Ce simulacre récurrent de bonne entente politique a engendré une longue suite de statu quo dévolutifs, où chaque nouvelle mouture éclaircit les rangs du Canada français et pousse de plus en plus le Québec dans ses retranchements.

La typologie du comique québécois et sa trâlée de handicapés de tout acabit, du cœur, de la langue, de la famille ou de la société, de la petite vie ou de la misère, est cautionnée dans son autodérision par ces statu quo.

L’héritier moderne des Originaux et détraqués de Fréchette est le personnage du « gars qui a un bon boss » d’Yvon Deschamps. Sa mise à mort sur scène, orchestrée par son créateur, demeure un moment clé de l’évolution de la conscience comique au Québec. Deschamps a expliqué qu’il devait mettre fin aux jours de ce type de personnage parce qu’il ne lui permettait plus de traduire le « presque pays » qu’était devenu le Québec.

L’apolitisme exacerbé de l’industrie contemporaine de l’humour est non seulement l’illustration et la confirmation du retour au statu quo ante referendum, mais sa conséquence première. Le rire ne peut être politique que lorsque le Québec se veut souverain ou indépendant.

En 1900-1901, Fréchette trempe sa plume dans la même encre vagabonde que celle de ses Originaux et détraqués pour publier en feuilleton, dans Le Monde Illustré, ses souvenirs d’enfance. Ils ne seront réunis en volume que soixante ans plus tard, sous le titre de Mémoires intimes.

Dans les années suivantes, il prépare la publication de ses œuvres complètes, en 16 tomes. Elles ne trouveront un éditeur preneur, Beauchemin, qu’en 1908. Et encore pour les seuls trois premiers tomes, qu’il ne verra pas paraître.

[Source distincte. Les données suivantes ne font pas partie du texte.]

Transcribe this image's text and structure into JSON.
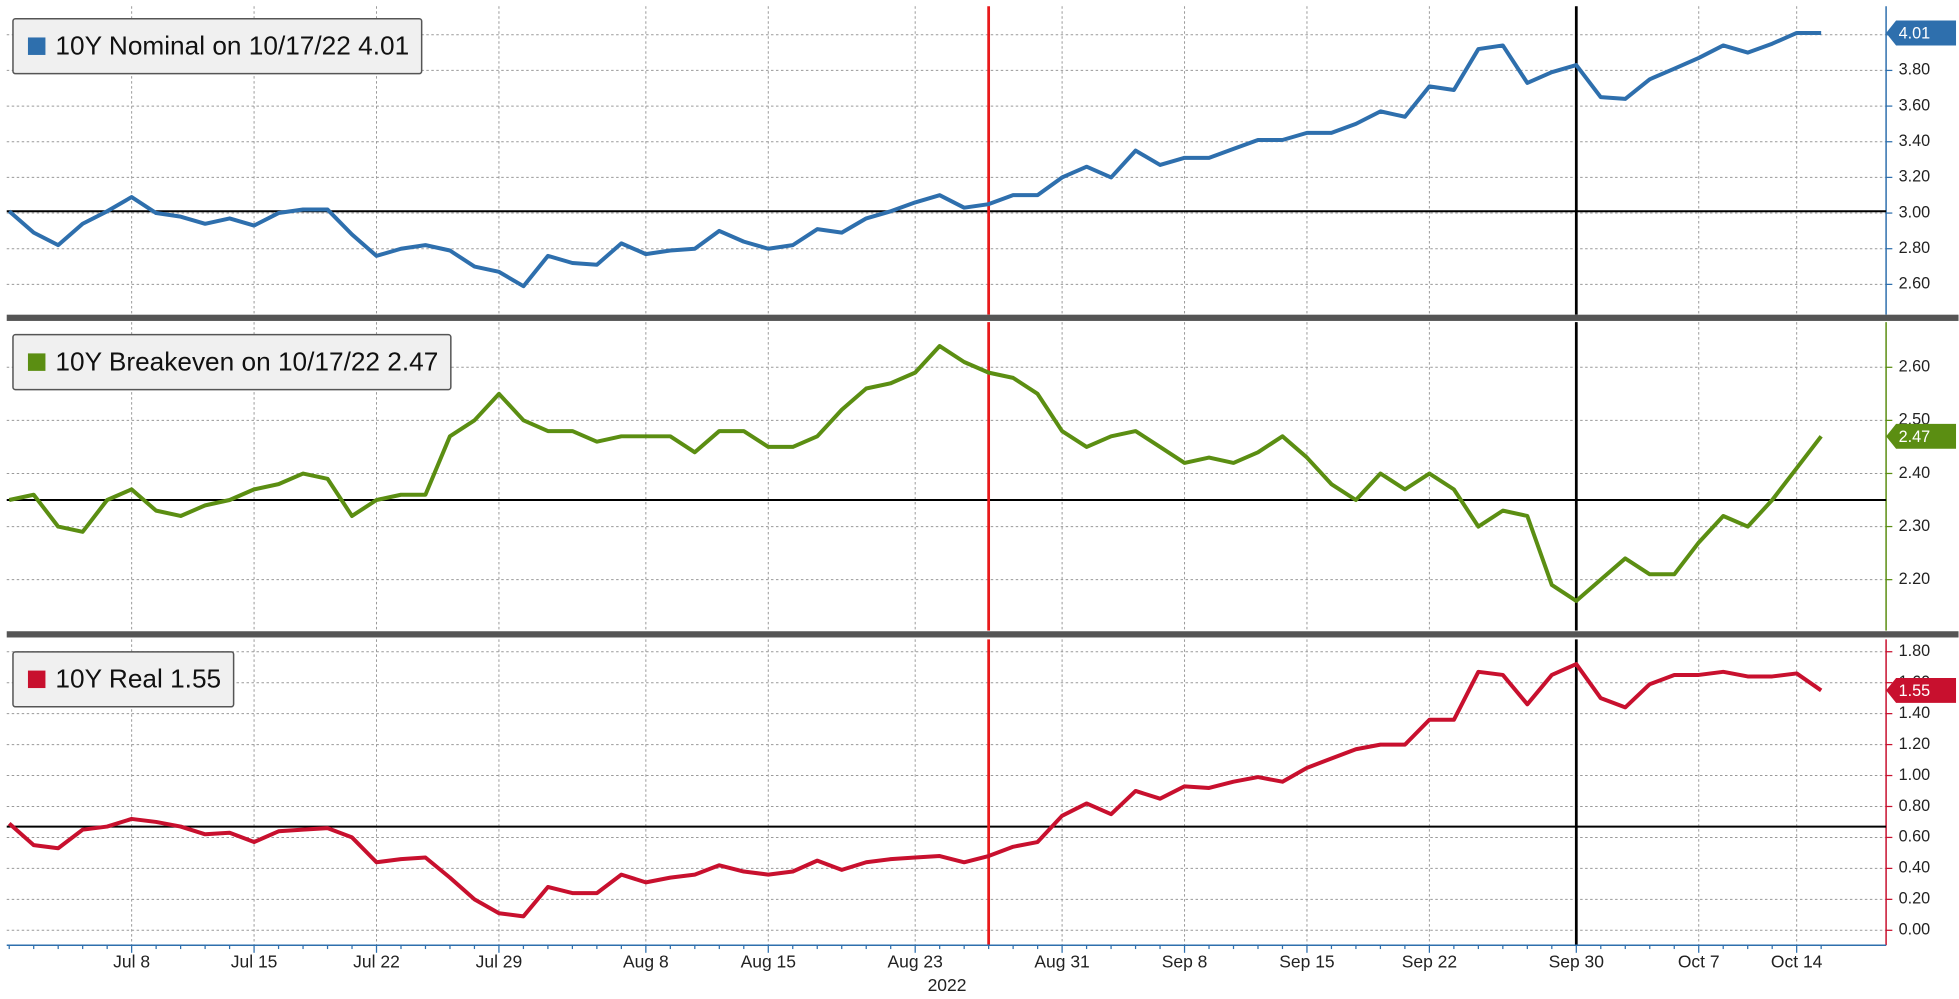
{
  "chart_data": [
    {
      "type": "line",
      "ylim": [
        2.43,
        4.16
      ],
      "yticks": [
        {
          "value": 2.6,
          "label": "2.60"
        },
        {
          "value": 2.8,
          "label": "2.80"
        },
        {
          "value": 3.0,
          "label": "3.00"
        },
        {
          "value": 3.2,
          "label": "3.20"
        },
        {
          "value": 3.4,
          "label": "3.40"
        },
        {
          "value": 3.6,
          "label": "3.60"
        },
        {
          "value": 3.8,
          "label": "3.80"
        },
        {
          "value": 4.0,
          "label": "4.00"
        }
      ],
      "hline": 3.01,
      "grid": true,
      "series": [
        {
          "name": "10Y Nominal on 10/17/22 4.01",
          "color": "#2e6fad",
          "values": [
            3.01,
            2.89,
            2.82,
            2.94,
            3.01,
            3.09,
            3.0,
            2.98,
            2.94,
            2.97,
            2.93,
            3.0,
            3.02,
            3.02,
            2.88,
            2.76,
            2.8,
            2.82,
            2.79,
            2.7,
            2.67,
            2.59,
            2.76,
            2.72,
            2.71,
            2.83,
            2.77,
            2.79,
            2.8,
            2.9,
            2.84,
            2.8,
            2.82,
            2.91,
            2.89,
            2.97,
            3.01,
            3.06,
            3.1,
            3.03,
            3.05,
            3.1,
            3.1,
            3.2,
            3.26,
            3.2,
            3.35,
            3.27,
            3.31,
            3.31,
            3.36,
            3.41,
            3.41,
            3.45,
            3.45,
            3.5,
            3.57,
            3.54,
            3.71,
            3.69,
            3.92,
            3.94,
            3.73,
            3.79,
            3.83,
            3.65,
            3.64,
            3.75,
            3.81,
            3.87,
            3.94,
            3.9,
            3.95,
            4.01,
            4.01
          ]
        }
      ]
    },
    {
      "type": "line",
      "ylim": [
        2.104,
        2.685
      ],
      "yticks": [
        {
          "value": 2.2,
          "label": "2.20"
        },
        {
          "value": 2.3,
          "label": "2.30"
        },
        {
          "value": 2.4,
          "label": "2.40"
        },
        {
          "value": 2.5,
          "label": "2.50"
        },
        {
          "value": 2.6,
          "label": "2.60"
        }
      ],
      "hline": 2.35,
      "grid": true,
      "series": [
        {
          "name": "10Y Breakeven on 10/17/22 2.47",
          "color": "#5b8e12",
          "values": [
            2.35,
            2.36,
            2.3,
            2.29,
            2.35,
            2.37,
            2.33,
            2.32,
            2.34,
            2.35,
            2.37,
            2.38,
            2.4,
            2.39,
            2.32,
            2.35,
            2.36,
            2.36,
            2.47,
            2.5,
            2.55,
            2.5,
            2.48,
            2.48,
            2.46,
            2.47,
            2.47,
            2.47,
            2.44,
            2.48,
            2.48,
            2.45,
            2.45,
            2.47,
            2.52,
            2.56,
            2.57,
            2.59,
            2.64,
            2.61,
            2.59,
            2.58,
            2.55,
            2.48,
            2.45,
            2.47,
            2.48,
            2.45,
            2.42,
            2.43,
            2.42,
            2.44,
            2.47,
            2.43,
            2.38,
            2.35,
            2.4,
            2.37,
            2.4,
            2.37,
            2.3,
            2.33,
            2.32,
            2.19,
            2.16,
            2.2,
            2.24,
            2.21,
            2.21,
            2.27,
            2.32,
            2.3,
            2.35,
            2.41,
            2.47
          ]
        }
      ]
    },
    {
      "type": "line",
      "ylim": [
        -0.097,
        1.88
      ],
      "yticks": [
        {
          "value": 0,
          "label": "0.00"
        },
        {
          "value": 0.2,
          "label": "0.20"
        },
        {
          "value": 0.4,
          "label": "0.40"
        },
        {
          "value": 0.6,
          "label": "0.60"
        },
        {
          "value": 0.8,
          "label": "0.80"
        },
        {
          "value": 1.0,
          "label": "1.00"
        },
        {
          "value": 1.2,
          "label": "1.20"
        },
        {
          "value": 1.4,
          "label": "1.40"
        },
        {
          "value": 1.6,
          "label": "1.60"
        },
        {
          "value": 1.8,
          "label": "1.80"
        }
      ],
      "hline": 0.67,
      "grid": true,
      "xlabel": "2022",
      "categories": [
        null,
        null,
        null,
        null,
        null,
        "Jul 8",
        null,
        null,
        null,
        null,
        "Jul 15",
        null,
        null,
        null,
        null,
        "Jul 22",
        null,
        null,
        null,
        null,
        "Jul 29",
        null,
        null,
        null,
        null,
        null,
        "Aug 8",
        null,
        null,
        null,
        null,
        "Aug 15",
        null,
        null,
        null,
        null,
        null,
        "Aug 23",
        null,
        null,
        null,
        null,
        null,
        "Aug 31",
        null,
        null,
        null,
        null,
        "Sep 8",
        null,
        null,
        null,
        null,
        "Sep 15",
        null,
        null,
        null,
        null,
        "Sep 22",
        null,
        null,
        null,
        null,
        null,
        "Sep 30",
        null,
        null,
        null,
        null,
        "Oct 7",
        null,
        null,
        null,
        "Oct 14",
        null
      ],
      "series": [
        {
          "name": "10Y Real 1.55",
          "color": "#c8102e",
          "values": [
            0.69,
            0.55,
            0.53,
            0.65,
            0.67,
            0.72,
            0.7,
            0.67,
            0.62,
            0.63,
            0.57,
            0.64,
            0.65,
            0.66,
            0.6,
            0.44,
            0.46,
            0.47,
            0.34,
            0.2,
            0.11,
            0.09,
            0.28,
            0.24,
            0.24,
            0.36,
            0.31,
            0.34,
            0.36,
            0.42,
            0.38,
            0.36,
            0.38,
            0.45,
            0.39,
            0.44,
            0.46,
            0.47,
            0.48,
            0.44,
            0.48,
            0.54,
            0.57,
            0.74,
            0.82,
            0.75,
            0.9,
            0.85,
            0.93,
            0.92,
            0.96,
            0.99,
            0.96,
            1.05,
            1.11,
            1.17,
            1.2,
            1.2,
            1.36,
            1.36,
            1.67,
            1.65,
            1.46,
            1.65,
            1.72,
            1.5,
            1.44,
            1.59,
            1.65,
            1.65,
            1.67,
            1.64,
            1.64,
            1.66,
            1.55
          ]
        }
      ]
    }
  ],
  "vlines": [
    {
      "x": 40,
      "color": "#e8191b"
    },
    {
      "x": 64,
      "color": "#000000"
    }
  ]
}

La même année, le slogan libéral de la campagne électorale fédérale claironne sur toutes les tribunes : « Laissez Laurier parachever son œuvre ! » Qui est de créer le Canada au détriment du Québec.

L’homme « à la parole d’argent » s’adonne cette fois à l’envolée lyrique. « Le printemps a fait place aux neiges de l’hiver, s’épanche-t-il, mais quoi qu’il en soit des ravages du temps, mon cœur est encore jeune ».

Celui de Louis Fréchette s’est arrêté le 30 mai. Il avait écrit : « Quand le terme viendra de ma course éphémère / je pencherai ma tête et je m’endormirai ».

Atteint subitement d’une congestion cérébrale, l’homme de contes et de lettres s’est effondré sur la pelouse de l’Institut des Sourdes-Muettes, où il s’était retiré avec sa fem­me.

Dans sa main, le poète tenait un joli bouquet de fleurs pour elle.